Это я осознал после того, как резкий тычок меж лопаток бросил в белую муть каменной купели, а до того наивно полагал, будто очищение духа – всего-навсего ритуал вроде церковного омовения небом. Ничего подобного! Я ухнул в бездонную пучину, завис в ней муравьём в смоле или вмёрзшей в лёд рыбиной, зашёлся в безмолвном крике, не в силах вытолкнуть из себя ни звука. Белизна, тишина и стылость легко проникли в душу и заморозили саму мою суть, поставили на грань между жизнью и смертью, а затем на краткий миг или на всю клятую вечность утянули за край бытия. Изменили окончательно и бесповоротно.
Или же это изменился я сам?
Опомнился, совладал с растерянностью и превозмог страх, напитал злостью и болью теплившийся где-то в глубине души огонёк атрибута.
Гори!
Стылость сгинула под натиском лютого жара, тишину разметал рёв пламени, а белёсая муть астрала разом вскипела, и меня выдернули из купели, выволокли за пределы погасших линий пентакля, бросили на каменный пол.
– С возвращением, адепт! – услышал я, скорчившись на мраморной плите с бешено колотящимся сердцем, клацающими зубами и сведёнными судорогой мышцами, при этом – совершенно сухой.
Накатила волна невероятного облегчения, я переборол дрожь, собрался с силами и поднялся на ноги, растянул в беспечной улыбке губы.
Выгорело! Теперь я взаправдашний тайнознатец!
Маг и колдун!
Адепт!
Только вот последствия ритуала не ограничились одним лишь очищением духа, и в заполонившей меня белизне мало-помалу стали прорезаться новые краски. Нечто, таившееся до поры до времени в глубинах духа, взялось тянуть в себя силу, изменяться и расцветать. А попутно – перекраивать ещё и меня, делая кем-то большим, нежели простой адепт.

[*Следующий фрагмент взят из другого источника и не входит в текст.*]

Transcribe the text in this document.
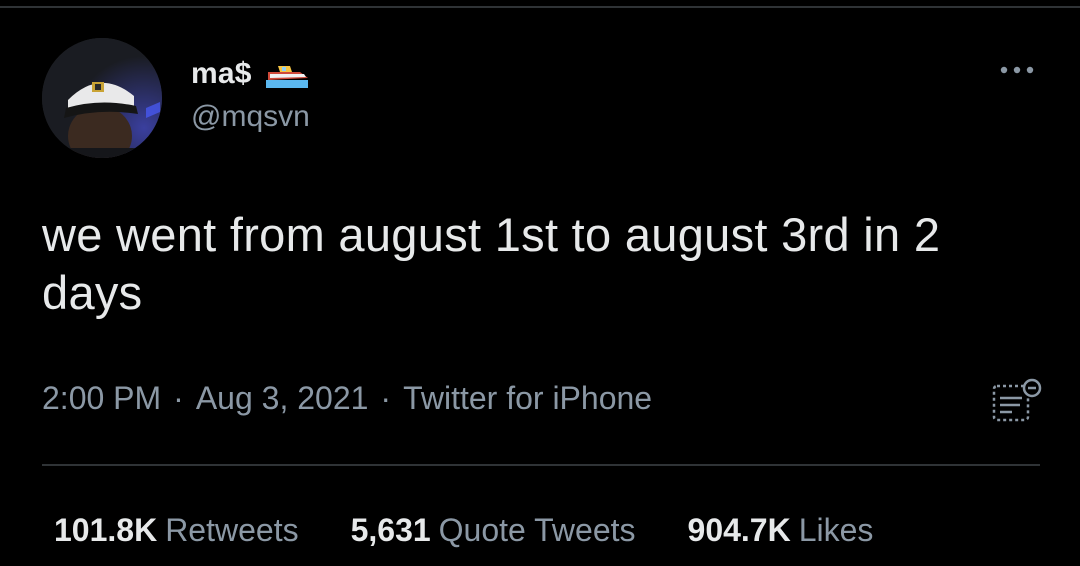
ma$
@mqsvn
we went from august 1st to august 3rd in 2 days
2:00 PM · Aug 3, 2021 · Twitter for iPhone
101.8K Retweets 5,631 Quote Tweets 904.7K Likes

Черти драные! Теперь-то что ещё?!
Иной раз судьба подаёт нам знаки, будто бы даже шепчет на ушко «никуда сегодня не ходи» или, напротив, подталкивает в спину, суля успех и удачу. Жаль только, эти смутные знамения становятся ясны и понятны лишь после того, как всё уже свершилось и ты либо ковыляешь прочь, зажимая пальцами разбитый нос, либо гордо вышагиваешь, бренча в кулаке монетами. Если, конечно, и вовсе сумеешь расслышать и впоследствии припомнишь тот судьбоносный шепоток. Я – не смог.

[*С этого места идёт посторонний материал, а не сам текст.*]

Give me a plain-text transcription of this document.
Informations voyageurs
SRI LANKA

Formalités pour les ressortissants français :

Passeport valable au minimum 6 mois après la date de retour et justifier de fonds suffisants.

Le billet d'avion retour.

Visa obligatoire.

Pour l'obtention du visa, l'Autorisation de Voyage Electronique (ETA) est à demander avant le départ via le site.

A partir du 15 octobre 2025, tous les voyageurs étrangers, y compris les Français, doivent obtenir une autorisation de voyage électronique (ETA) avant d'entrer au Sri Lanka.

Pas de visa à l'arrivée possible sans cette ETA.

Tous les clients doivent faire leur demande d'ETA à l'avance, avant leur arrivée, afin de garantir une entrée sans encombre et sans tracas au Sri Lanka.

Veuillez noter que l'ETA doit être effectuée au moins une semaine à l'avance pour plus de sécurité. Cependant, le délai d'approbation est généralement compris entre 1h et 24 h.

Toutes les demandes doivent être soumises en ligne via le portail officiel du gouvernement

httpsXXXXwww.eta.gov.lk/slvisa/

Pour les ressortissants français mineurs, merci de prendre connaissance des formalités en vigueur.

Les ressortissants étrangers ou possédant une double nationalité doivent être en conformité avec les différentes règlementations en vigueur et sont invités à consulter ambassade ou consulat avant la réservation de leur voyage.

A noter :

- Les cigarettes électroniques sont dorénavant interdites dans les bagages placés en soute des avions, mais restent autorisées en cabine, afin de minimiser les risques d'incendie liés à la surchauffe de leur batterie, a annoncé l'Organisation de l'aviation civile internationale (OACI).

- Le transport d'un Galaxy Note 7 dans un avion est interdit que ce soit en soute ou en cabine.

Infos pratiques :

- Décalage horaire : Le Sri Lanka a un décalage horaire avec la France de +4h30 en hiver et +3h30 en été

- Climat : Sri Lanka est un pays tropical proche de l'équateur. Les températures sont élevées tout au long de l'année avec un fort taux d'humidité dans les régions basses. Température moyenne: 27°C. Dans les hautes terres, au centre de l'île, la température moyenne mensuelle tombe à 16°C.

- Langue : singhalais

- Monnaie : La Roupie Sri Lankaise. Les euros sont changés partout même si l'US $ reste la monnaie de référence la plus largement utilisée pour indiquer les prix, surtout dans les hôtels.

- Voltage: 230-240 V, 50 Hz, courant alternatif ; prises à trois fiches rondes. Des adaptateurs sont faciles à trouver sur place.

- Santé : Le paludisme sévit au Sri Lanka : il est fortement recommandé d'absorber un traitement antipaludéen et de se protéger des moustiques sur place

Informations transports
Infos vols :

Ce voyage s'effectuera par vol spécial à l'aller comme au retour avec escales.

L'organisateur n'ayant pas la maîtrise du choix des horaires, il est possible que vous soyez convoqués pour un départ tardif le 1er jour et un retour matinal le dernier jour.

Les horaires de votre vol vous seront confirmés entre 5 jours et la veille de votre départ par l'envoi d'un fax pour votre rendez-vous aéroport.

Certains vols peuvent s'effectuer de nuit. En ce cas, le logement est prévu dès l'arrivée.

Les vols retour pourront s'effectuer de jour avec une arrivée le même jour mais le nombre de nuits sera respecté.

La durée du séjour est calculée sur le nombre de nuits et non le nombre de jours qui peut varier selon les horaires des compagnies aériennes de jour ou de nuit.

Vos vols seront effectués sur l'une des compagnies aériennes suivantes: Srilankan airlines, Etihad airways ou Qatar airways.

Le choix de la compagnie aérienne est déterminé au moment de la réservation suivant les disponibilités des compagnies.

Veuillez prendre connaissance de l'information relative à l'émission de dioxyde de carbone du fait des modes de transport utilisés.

Просто шлёпал босыми ступнями по раскисшей после ночного дождя дороге, придерживал свисавший на ремне с плеча короб и прикидывал, как бы не увязнуть в очередной глубоченной луже. Ноги уходили в жидкую грязь где по щиколотку, а где и сильнее, зазеваешься – и будешь потом дёргаться на потеху лавочникам и вольготно катившим на телегах возницам.
Четвёрку заступивших на дорогу парней я приметил, лишь когда до тех осталось шагов десять, не больше. Глянул, узнал, кивнул.
– Здоров, босяки!
Ответ поразил до глубины души. Самый упитанный из четвёрки сложил на груди пухлые руки и заявил:
– Куда прёшь, Худой? Деньгу гони!
За такое обращение стоило дать в морду безо всяких разговоров, но я сдержался и руки распускать не стал, правда, и ответил в том же духе.
– Да ты, Жирдяй, никак белены объелся? – спросил, подходя к сынку мясника и его подпевалам.